Looking ahead, Kim hasn’t ruled out Civil Art expanding into other cities, especially those with large Asian American and Pacific Islander communities, such as Los Angeles. “I think we have the formula,” he says. “Art House is replicable in different cities, as long as there are the right leaders who want to support it. That is the long-term vision.” But for now, however, the priority remains sustainability: building enough funding to support a small staff and reduce the operational burden currently carried by Kim and others.
Civil Art’s partnership with Christie’s continues this month with another fundraising exhibition structured as a private sale. It’s the third iteration of the partnership, and this edition will be intergenerational for the first time, with work by artists including Dabin Ahn, Gahee Park, Amanda Phingbodhipakkiya, Maia Cruz Palileo, Melissa Joseph, Hiba Schahbaz and Sung Hwa Kim, many of whom donated their work directly. Kim reached out to many of the artists and worked with a curatorial committee that included Peter Kong, Carla Shen, Aleesa Pitchamarn Alexander and Kathy Kwong to build the roster. Christie’s also helped identify artists through its own network. “It will be a very diverse show,” Kim says. “My hope is to show the expansion and legacy of art history through the lens of living Asian American artists who are really at the forefront of the art market and their careers. We wanted to show that space.”

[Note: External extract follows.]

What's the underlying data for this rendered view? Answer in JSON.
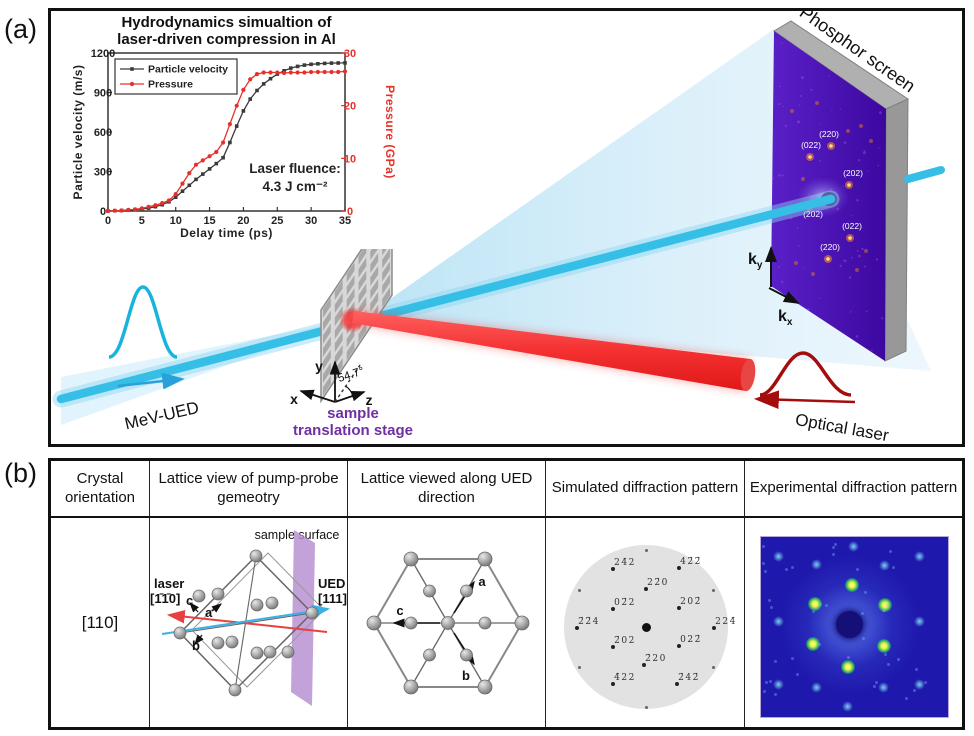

Because Civil Art is not large enough to organize galas, these exhibitions are key to gathering and activating corporate, philanthropic and community support, following the same model it launched with: half of the proceeds are returned to the artists, and part is donated to a local Asian American nonprofit. Proceeds from this exhibition will be shared with Apex for Youth, a move Kim says is about bridging art and humanity. “That is why the name Civil Art makes sense. I really believe that art is an extension of humanity. We have all the right pieces of the puzzle to do something meaningful. We just need to connect them.”